Pensions Meg's pension plan is an annuity with a guaranteed return of 7% per year (compounded quarterly). She would like to retire with a pension of $10,000 per quarter for 25 years. If she works 37 years before retiring, how much money must she and her employer deposit each quarter? (Round your answer to the nearest cent.) $
The question is solved in two parts. First, the future value of annuity savings of 25 years is calculated.
Information provided:
Annuity= $10,000
Time= 25 years*4= 100 quarters
Interest rate= 7%/4= 1.75% per quarter
The future value is calculated by entering the below in a financial calculator:
PMT= 10,000
N= 100
I/Y= 1.75
Press the CPT key and FV to compute the future value.
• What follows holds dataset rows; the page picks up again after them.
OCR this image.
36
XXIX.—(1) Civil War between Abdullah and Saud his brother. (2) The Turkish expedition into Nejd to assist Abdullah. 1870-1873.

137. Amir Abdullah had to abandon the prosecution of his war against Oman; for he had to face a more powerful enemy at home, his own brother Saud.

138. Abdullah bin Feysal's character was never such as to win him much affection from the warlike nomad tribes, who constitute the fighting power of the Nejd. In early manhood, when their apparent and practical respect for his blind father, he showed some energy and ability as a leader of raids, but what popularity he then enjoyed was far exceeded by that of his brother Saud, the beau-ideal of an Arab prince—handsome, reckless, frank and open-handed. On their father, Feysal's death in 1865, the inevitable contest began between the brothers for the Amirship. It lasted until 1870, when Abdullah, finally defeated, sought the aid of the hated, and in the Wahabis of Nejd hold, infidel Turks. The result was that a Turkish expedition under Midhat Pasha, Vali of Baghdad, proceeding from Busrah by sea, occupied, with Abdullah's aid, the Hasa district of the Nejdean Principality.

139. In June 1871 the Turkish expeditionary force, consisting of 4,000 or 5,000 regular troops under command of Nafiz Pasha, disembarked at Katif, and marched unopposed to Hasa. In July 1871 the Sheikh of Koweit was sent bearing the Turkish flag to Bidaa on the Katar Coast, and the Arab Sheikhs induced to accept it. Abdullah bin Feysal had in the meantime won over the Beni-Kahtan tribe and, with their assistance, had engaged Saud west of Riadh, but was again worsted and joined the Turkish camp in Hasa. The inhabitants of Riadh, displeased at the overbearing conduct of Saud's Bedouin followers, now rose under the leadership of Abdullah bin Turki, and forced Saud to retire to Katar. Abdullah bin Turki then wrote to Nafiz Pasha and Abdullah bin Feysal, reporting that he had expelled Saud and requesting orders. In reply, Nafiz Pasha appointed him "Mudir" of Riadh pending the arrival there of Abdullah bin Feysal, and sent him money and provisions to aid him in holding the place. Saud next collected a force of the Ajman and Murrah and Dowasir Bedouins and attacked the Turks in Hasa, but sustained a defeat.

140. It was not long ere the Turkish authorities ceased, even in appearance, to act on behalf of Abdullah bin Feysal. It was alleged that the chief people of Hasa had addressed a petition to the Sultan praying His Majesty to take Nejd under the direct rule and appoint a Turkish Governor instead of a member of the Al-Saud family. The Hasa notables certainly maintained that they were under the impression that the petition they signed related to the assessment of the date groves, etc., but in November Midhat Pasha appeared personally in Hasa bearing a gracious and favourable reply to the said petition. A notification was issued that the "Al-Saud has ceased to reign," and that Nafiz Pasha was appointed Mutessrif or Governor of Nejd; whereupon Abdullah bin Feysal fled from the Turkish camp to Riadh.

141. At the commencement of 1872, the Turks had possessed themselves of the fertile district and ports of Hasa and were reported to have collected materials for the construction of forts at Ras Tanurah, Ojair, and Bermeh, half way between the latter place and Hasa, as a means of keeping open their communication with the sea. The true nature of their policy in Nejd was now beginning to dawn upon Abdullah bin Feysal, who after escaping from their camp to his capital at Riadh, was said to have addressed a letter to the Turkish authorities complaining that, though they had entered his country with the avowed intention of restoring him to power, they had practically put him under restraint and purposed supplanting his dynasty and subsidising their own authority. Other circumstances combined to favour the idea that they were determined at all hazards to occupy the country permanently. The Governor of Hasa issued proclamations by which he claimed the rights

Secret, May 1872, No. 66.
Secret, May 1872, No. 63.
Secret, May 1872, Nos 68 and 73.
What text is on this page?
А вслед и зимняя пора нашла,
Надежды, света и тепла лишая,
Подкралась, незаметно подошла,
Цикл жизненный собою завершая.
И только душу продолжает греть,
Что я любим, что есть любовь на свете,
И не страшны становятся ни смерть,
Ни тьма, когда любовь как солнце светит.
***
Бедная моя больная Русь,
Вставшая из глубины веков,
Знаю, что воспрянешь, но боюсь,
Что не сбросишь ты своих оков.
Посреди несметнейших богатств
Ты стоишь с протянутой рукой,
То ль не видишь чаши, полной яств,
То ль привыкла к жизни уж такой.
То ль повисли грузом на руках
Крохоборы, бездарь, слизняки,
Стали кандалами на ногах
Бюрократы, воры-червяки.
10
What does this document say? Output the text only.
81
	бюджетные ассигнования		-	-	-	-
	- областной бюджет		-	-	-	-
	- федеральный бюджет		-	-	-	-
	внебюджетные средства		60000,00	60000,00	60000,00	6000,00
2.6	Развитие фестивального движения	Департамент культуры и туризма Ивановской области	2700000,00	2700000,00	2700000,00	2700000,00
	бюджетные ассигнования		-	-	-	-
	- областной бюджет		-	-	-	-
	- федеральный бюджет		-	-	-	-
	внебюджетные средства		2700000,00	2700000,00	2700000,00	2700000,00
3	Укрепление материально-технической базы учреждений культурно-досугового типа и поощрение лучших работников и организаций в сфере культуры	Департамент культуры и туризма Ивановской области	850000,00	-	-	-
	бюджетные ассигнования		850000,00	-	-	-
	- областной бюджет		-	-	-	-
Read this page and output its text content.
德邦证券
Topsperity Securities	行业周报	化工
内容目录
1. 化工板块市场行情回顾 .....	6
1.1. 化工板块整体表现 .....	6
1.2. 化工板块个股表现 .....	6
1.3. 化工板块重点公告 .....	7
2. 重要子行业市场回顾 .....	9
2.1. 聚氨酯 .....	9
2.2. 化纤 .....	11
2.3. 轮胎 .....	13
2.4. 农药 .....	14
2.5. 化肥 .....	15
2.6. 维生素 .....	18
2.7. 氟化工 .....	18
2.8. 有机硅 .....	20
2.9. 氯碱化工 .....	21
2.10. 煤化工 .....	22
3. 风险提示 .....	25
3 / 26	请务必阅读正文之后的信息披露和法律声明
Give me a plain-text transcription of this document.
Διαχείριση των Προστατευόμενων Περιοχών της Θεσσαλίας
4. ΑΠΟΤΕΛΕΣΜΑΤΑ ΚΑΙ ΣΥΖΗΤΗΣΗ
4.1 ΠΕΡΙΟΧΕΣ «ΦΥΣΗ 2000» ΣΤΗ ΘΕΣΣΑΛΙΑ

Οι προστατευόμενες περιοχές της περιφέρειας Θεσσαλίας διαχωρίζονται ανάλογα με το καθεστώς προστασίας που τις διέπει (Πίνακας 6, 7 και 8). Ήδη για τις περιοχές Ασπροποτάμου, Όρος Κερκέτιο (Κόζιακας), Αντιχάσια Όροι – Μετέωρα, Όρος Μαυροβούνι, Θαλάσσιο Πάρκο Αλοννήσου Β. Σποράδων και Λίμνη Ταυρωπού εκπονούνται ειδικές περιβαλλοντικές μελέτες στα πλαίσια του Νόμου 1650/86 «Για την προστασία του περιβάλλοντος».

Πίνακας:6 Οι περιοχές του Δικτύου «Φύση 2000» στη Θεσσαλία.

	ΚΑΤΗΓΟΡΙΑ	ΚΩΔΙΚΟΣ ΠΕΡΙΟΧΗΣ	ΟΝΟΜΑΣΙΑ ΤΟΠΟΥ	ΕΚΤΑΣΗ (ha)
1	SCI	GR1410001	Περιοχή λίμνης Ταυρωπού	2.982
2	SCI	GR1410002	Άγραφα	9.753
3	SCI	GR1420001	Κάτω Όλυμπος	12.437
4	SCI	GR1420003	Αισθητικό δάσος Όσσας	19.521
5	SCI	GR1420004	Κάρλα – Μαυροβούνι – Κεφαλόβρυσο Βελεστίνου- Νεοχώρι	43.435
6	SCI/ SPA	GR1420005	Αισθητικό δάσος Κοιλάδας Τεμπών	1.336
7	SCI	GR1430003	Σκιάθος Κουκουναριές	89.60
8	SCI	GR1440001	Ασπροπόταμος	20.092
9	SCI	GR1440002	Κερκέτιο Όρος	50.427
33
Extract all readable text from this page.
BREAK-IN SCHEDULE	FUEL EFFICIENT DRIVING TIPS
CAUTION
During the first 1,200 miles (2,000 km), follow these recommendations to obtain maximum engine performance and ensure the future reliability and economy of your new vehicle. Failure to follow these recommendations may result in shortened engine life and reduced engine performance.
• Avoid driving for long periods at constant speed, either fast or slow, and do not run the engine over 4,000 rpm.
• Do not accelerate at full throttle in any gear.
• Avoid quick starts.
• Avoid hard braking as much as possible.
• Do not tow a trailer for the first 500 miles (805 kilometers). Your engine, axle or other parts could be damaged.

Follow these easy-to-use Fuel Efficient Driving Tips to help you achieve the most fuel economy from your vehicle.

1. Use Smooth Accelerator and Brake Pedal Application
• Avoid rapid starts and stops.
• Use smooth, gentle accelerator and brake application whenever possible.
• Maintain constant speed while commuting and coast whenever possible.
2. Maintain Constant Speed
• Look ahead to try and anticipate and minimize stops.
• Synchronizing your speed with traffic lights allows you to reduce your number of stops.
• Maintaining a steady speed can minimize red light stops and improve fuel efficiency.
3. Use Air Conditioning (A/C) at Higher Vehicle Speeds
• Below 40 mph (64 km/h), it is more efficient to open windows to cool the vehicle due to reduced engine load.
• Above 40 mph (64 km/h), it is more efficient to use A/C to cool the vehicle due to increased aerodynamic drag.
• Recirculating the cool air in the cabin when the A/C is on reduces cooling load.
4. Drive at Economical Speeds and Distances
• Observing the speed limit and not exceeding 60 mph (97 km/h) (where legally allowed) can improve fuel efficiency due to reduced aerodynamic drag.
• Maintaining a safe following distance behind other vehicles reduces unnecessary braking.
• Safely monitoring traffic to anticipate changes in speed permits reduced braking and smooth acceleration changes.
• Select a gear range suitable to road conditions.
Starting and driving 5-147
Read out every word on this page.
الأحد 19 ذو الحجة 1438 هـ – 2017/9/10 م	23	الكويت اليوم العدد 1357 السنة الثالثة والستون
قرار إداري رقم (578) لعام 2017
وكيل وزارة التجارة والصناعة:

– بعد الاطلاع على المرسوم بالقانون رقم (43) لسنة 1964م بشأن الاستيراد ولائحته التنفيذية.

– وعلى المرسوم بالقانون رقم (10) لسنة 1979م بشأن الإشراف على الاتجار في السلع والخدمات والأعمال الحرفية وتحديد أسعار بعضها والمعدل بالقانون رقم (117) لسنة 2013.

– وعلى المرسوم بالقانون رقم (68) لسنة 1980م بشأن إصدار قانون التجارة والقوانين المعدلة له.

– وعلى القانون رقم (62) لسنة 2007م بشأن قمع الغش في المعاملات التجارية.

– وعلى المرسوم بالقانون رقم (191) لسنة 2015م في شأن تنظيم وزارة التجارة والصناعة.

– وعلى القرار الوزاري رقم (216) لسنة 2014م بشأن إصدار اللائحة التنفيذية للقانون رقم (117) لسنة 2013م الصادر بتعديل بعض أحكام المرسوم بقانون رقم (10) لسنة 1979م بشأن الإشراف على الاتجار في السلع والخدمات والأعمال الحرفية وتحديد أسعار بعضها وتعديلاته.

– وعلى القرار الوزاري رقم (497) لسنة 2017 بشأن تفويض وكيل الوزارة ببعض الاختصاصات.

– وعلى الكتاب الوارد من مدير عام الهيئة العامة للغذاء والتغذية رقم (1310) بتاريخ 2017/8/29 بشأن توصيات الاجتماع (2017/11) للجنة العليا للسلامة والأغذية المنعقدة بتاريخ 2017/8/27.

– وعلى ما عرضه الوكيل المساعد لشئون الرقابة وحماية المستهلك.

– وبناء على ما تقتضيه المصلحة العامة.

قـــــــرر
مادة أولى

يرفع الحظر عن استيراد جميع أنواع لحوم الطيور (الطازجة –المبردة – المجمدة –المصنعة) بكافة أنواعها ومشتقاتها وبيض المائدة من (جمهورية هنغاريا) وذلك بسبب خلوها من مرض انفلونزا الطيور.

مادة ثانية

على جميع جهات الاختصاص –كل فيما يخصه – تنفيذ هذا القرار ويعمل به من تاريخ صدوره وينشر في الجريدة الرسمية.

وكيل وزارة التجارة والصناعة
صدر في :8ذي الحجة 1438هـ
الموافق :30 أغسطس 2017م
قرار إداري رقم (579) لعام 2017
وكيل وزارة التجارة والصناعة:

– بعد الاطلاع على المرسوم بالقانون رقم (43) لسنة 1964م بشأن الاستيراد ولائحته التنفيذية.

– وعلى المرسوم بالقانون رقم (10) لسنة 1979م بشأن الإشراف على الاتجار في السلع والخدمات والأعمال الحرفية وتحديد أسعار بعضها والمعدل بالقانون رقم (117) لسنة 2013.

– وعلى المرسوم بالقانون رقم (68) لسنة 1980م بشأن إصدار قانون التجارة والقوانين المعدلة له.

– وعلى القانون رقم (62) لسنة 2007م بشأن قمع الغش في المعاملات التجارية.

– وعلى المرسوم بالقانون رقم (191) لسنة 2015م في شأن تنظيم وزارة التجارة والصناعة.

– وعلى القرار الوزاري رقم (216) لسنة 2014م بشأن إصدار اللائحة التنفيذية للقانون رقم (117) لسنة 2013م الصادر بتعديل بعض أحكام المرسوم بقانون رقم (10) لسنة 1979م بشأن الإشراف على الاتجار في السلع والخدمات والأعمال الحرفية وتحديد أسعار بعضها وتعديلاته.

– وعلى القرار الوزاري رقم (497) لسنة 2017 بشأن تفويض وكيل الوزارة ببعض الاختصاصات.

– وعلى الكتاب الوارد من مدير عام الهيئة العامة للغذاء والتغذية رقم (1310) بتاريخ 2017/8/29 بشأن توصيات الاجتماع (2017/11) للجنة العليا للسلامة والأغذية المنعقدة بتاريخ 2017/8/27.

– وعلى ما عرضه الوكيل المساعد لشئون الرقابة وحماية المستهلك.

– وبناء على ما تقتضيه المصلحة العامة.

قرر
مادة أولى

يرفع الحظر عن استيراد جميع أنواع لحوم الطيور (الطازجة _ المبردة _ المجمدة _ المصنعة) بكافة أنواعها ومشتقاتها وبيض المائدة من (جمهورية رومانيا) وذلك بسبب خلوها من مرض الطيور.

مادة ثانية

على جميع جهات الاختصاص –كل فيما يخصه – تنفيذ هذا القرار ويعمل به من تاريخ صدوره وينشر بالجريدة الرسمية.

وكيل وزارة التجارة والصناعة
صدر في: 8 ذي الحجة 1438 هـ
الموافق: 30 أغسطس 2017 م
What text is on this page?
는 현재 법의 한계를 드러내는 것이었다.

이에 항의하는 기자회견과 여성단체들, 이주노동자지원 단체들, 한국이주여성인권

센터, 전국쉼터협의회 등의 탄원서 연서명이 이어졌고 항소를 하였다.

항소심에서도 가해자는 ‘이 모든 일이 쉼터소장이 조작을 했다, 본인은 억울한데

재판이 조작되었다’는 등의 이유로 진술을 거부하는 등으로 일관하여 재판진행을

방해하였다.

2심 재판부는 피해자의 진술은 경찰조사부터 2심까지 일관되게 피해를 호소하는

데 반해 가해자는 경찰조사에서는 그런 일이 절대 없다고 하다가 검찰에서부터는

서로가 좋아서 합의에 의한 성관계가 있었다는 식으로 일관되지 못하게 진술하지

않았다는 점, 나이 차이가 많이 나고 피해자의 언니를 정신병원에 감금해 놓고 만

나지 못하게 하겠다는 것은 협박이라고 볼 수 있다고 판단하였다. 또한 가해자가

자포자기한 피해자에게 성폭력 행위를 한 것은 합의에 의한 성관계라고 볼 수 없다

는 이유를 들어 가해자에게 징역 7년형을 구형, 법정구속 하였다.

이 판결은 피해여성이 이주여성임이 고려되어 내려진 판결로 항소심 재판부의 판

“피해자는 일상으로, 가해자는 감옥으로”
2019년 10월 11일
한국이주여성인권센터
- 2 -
The value obtained is 2,667,517.68.
Therefore, the value of the pension fund is $2,667,517.68.
Next, the amount of the quarterly deposit is calculated.
Enter the below in a financial calculator to compute the amount of quarterly deposit:
PV= -2,667,517.68
N= 37*4= 148
I/Y= 1.75
Press the CPT key and PMT to compute the amount of quarterly deposit.
The value obtained is 50,560.54.
Therefore, $50,560.54 has to be deposited by Meg and her employer each quarter.